Um dos que escaparam veio e avisou Abrão, o hebreu, que habitava junto aos carvalhos de Manre, o amorreu, irmão de Escol e de Aner, os quais eram aliados de Abrão.
1. Introdução
Um fugitivo chega com a notícia. E o texto para tudo para apresentar o homem que vai receber a informação.
Abrão, o hebreu. É a primeira vez em toda a Bíblia que essa palavra aparece.
O versículo também apresenta três nomes novos — Manre, Escol e Aner — e informa algo que Gênesis ainda não tinha dito: Abrão tinha aliados.

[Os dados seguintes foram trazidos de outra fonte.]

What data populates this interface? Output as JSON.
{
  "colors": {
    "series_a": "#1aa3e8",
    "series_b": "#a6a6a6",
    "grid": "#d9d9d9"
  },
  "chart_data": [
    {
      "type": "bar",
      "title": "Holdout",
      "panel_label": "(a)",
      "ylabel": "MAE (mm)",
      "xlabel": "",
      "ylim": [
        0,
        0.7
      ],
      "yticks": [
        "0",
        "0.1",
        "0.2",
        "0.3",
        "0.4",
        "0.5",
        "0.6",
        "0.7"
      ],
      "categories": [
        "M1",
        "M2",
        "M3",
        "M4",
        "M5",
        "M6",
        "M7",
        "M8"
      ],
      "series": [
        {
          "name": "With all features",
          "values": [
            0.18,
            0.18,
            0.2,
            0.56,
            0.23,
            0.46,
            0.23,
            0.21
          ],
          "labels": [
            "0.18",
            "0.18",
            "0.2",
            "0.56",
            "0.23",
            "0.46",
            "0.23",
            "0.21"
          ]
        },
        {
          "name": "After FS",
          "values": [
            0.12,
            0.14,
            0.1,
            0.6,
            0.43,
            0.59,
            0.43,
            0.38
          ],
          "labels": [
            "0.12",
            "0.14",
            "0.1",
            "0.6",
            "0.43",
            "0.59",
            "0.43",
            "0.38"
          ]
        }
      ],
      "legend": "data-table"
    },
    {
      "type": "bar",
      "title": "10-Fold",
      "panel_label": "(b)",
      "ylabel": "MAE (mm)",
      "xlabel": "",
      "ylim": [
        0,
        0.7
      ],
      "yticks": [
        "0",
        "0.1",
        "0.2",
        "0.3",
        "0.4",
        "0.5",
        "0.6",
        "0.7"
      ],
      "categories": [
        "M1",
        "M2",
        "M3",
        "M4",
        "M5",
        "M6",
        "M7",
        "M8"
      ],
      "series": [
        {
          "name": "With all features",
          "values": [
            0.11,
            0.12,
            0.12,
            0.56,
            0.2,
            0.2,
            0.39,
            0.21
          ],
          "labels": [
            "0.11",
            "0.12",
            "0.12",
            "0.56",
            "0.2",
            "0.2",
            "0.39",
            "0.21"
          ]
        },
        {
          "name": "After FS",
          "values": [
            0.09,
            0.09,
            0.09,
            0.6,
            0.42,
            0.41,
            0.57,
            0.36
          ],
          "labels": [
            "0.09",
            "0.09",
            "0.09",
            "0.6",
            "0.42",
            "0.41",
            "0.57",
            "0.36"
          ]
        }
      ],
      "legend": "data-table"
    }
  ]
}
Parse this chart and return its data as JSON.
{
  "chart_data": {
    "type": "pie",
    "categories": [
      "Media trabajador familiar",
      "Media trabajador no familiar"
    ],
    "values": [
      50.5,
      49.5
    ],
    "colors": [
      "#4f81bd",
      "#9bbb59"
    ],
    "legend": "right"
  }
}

2. Contexto Histórico e Cultural
A palavra "hebreu"
Aqui está a primeira ocorrência do termo em toda a Escritura, e ela chega num contexto significativo: num relato de guerra entre potências, contado com vocabulário de crônica, onde faz sentido identificar as pessoas por origem.
A origem da palavra é discutida. As duas propostas principais:
De Éber, o bisneto de Sem citado na genealogia de Gênesis 10 e 11. Nesse caso, "hebreu" significa descendente de Éber. É a leitura tradicional judaica.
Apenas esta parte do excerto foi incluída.